9 Nobel Laureates Invited to Teach in Korea Next Year
South Korea's leading universities will invite 81 distinguished foreign scholars, including nine Nobel Prize laureates, to teach at their domestic campuses next year as part of a state-initiated campaign to upgrade the quality of the nation's higher education, Yonhap News reported Sunday quoting government officials.
The Ministry of Education, Science and Technology said it will financially support the planned invitations of world-class scholars by 30 local universities, including Seoul National University, to participate in about 80 state-funded research projects in 2009.
The project, formally named the "World Class University" program, was launched in June under a government-led drive to improve educational quality at local colleges by allowing their students access to lectures from internationally eminent scholars and professors.
"The government will next year spend a total of 20 billion won ($15.3 million) on the World Class University program, awarding about 200 million won to each research project involving at least one chair or guest professor from abroad," a ministry spokesman was quoted as saying.

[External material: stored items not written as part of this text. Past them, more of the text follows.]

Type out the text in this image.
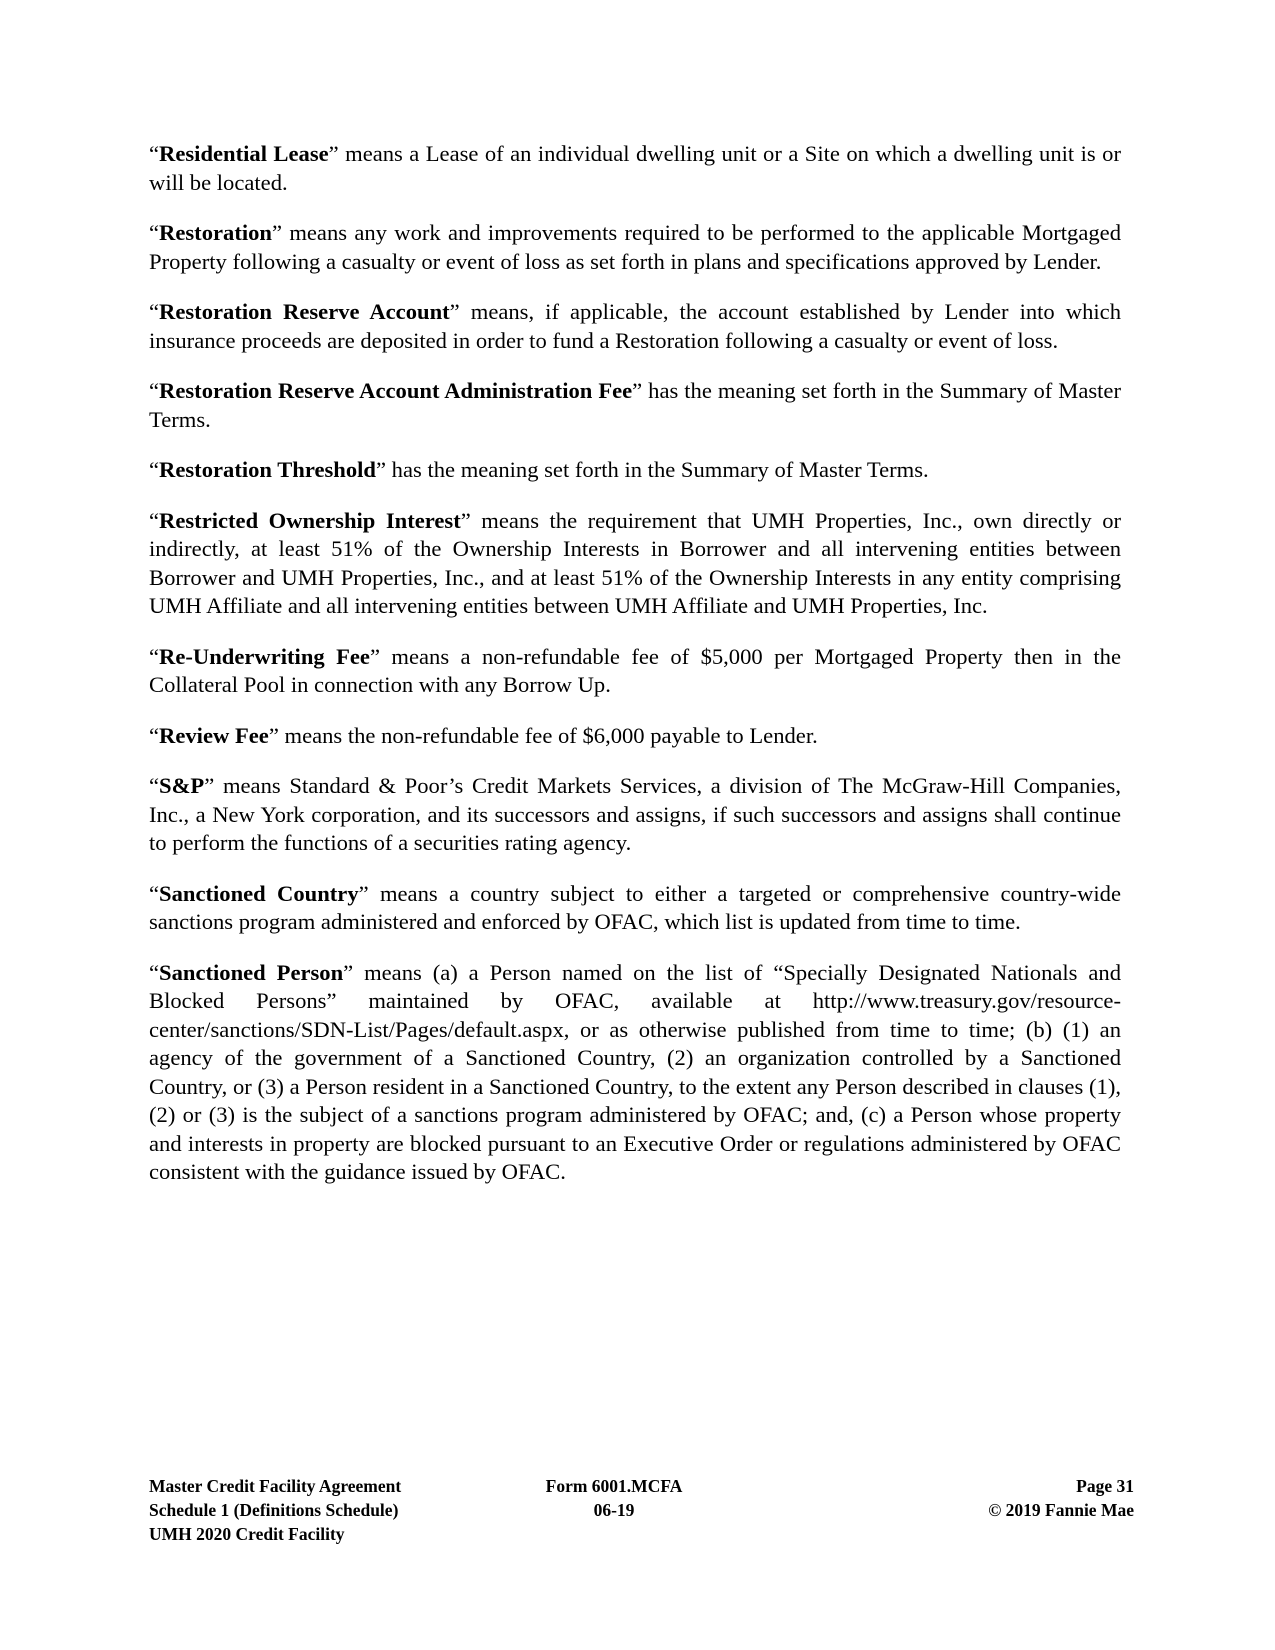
“Residential Lease” means a Lease of an individual dwelling unit or a Site on which a dwelling unit is or will be located.

“Restoration” means any work and improvements required to be performed to the applicable Mortgaged Property following a casualty or event of loss as set forth in plans and specifications approved by Lender.

“Restoration Reserve Account” means, if applicable, the account established by Lender into which insurance proceeds are deposited in order to fund a Restoration following a casualty or event of loss.

“Restoration Reserve Account Administration Fee” has the meaning set forth in the Summary of Master Terms.

“Restoration Threshold” has the meaning set forth in the Summary of Master Terms.

“Restricted Ownership Interest” means the requirement that UMH Properties, Inc., own directly or indirectly, at least 51% of the Ownership Interests in Borrower and all intervening entities between Borrower and UMH Properties, Inc., and at least 51% of the Ownership Interests in any entity comprising UMH Affiliate and all intervening entities between UMH Affiliate and UMH Properties, Inc.

“Re-Underwriting Fee” means a non-refundable fee of $5,000 per Mortgaged Property then in the Collateral Pool in connection with any Borrow Up.

“Review Fee” means the non-refundable fee of $6,000 payable to Lender.

“S&P” means Standard & Poor’s Credit Markets Services, a division of The McGraw-Hill Companies, Inc., a New York corporation, and its successors and assigns, if such successors and assigns shall continue to perform the functions of a securities rating agency.

“Sanctioned Country” means a country subject to either a targeted or comprehensive country-wide sanctions program administered and enforced by OFAC, which list is updated from time to time.

“Sanctioned Person” means (a) a Person named on the list of “Specially Designated Nationals and Blocked Persons” maintained by OFAC, available at http://www.treasury.gov/resource-center/sanctions/SDN-List/Pages/default.aspx, or as otherwise published from time to time; (b) (1) an agency of the government of a Sanctioned Country, (2) an organization controlled by a Sanctioned Country, or (3) a Person resident in a Sanctioned Country, to the extent any Person described in clauses (1), (2) or (3) is the subject of a sanctions program administered by OFAC; and, (c) a Person whose property and interests in property are blocked pursuant to an Executive Order or regulations administered by OFAC consistent with the guidance issued by OFAC.

Master Credit Facility Agreement
Schedule 1 (Definitions Schedule)
UMH 2020 Credit Facility
Form 6001.MCFA
06-19
Page 31
© 2019 Fannie Mae
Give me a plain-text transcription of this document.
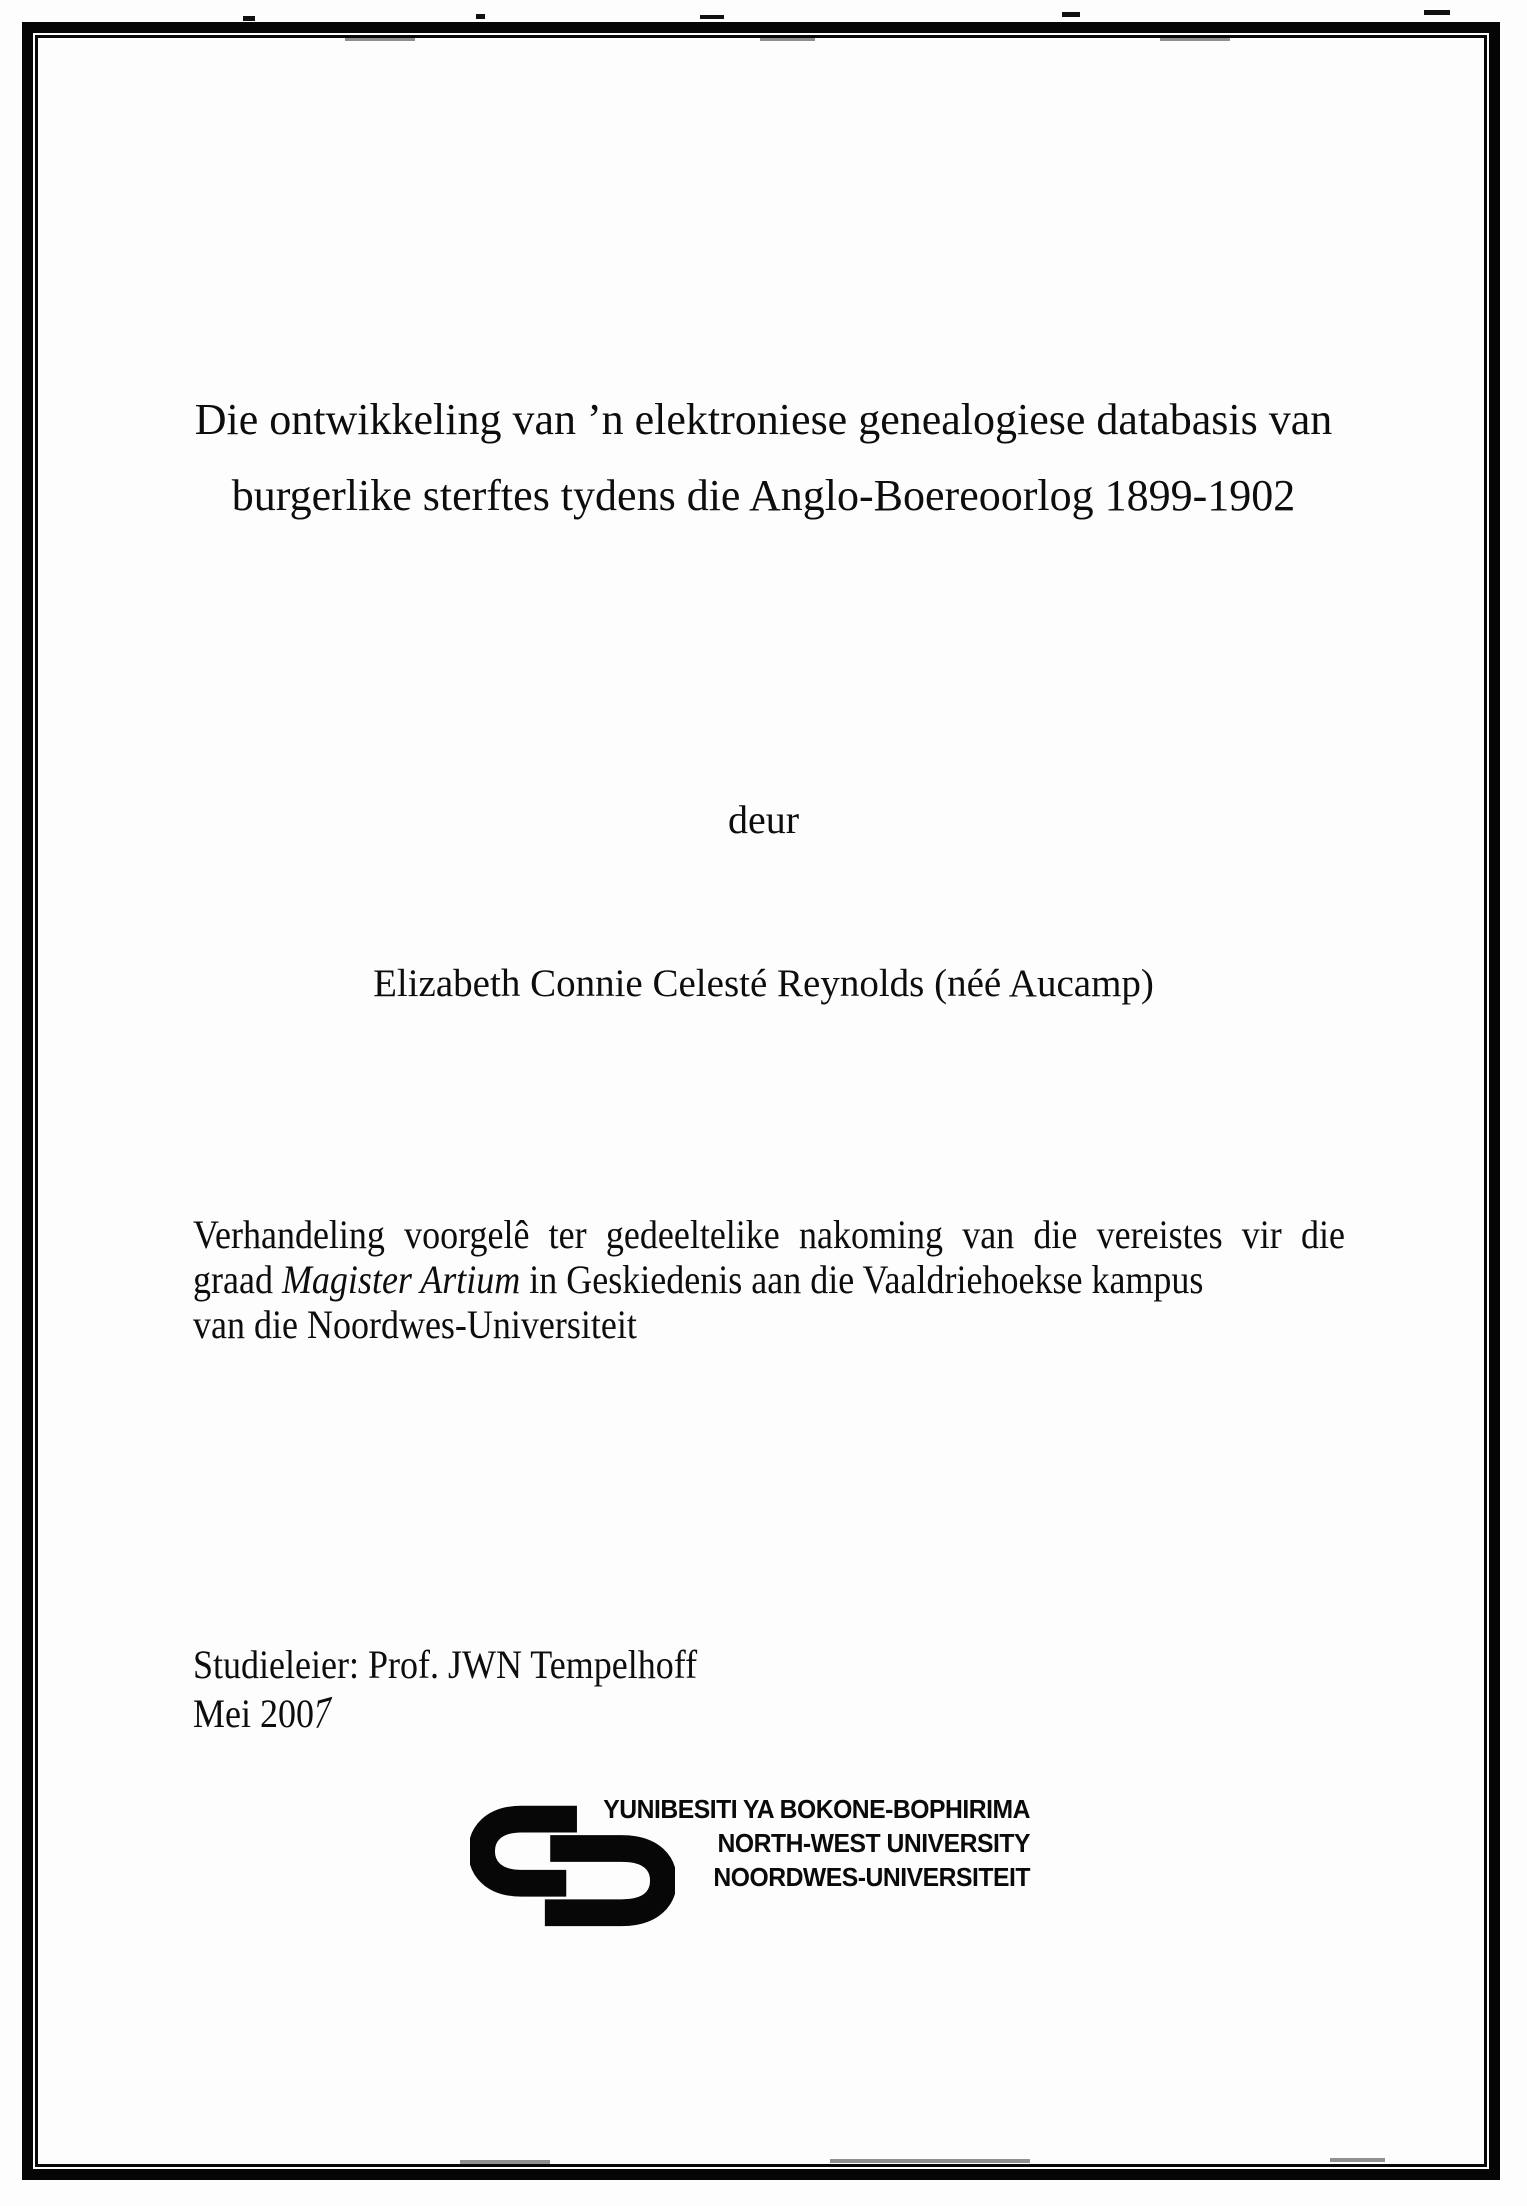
Die ontwikkeling van ’n elektroniese genealogiese databasis van
burgerlike sterftes tydens die Anglo-Boereoorlog 1899-1902
deur
Elizabeth Connie Celesté Reynolds (néé Aucamp)
Verhandeling voorgelê ter gedeeltelike nakoming van die vereistes vir die
graad Magister Artium in Geskiedenis aan die Vaaldriehoekse kampus
van die Noordwes-Universiteit
Studieleier: Prof. JWN Tempelhoff
Mei 2007
YUNIBESITI YA BOKONE-BOPHIRIMA
NORTH-WEST UNIVERSITY
NOORDWES-UNIVERSITEIT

"The 81 foreign scholars invited to temporarily teach in South Korea include nine winners of the Nobel Prize, 12 members of the U.S. National Academy of Sciences and 18 members of the U.S. National Academy Engineering."
The Nobel Prize scientists invited to various Korean universities include Paul Crutzen, Kurt Wuethrich and Roger D. Kornberg, who won the prize in chemistry in 1995, 2002 and 2006, respectively. Louis Ignarro and Andrew Z. Fire, winners of the Nobel Prize in medicine or physiology in 1998 and 2006, respectively, will also come to Korea next year.
South Korea had only two universities ranked in Time's 2007 list of top 200 universities worldwide _ KAIST and Seoul National University. At Seoul National University in 2006, foreign scholars accounted for only 0.4 percent of its 1,773 faculty, compared with 12.8 percent in China's Tsinghua University and 5 percent in Japan's Tokyo University, according to ministry data.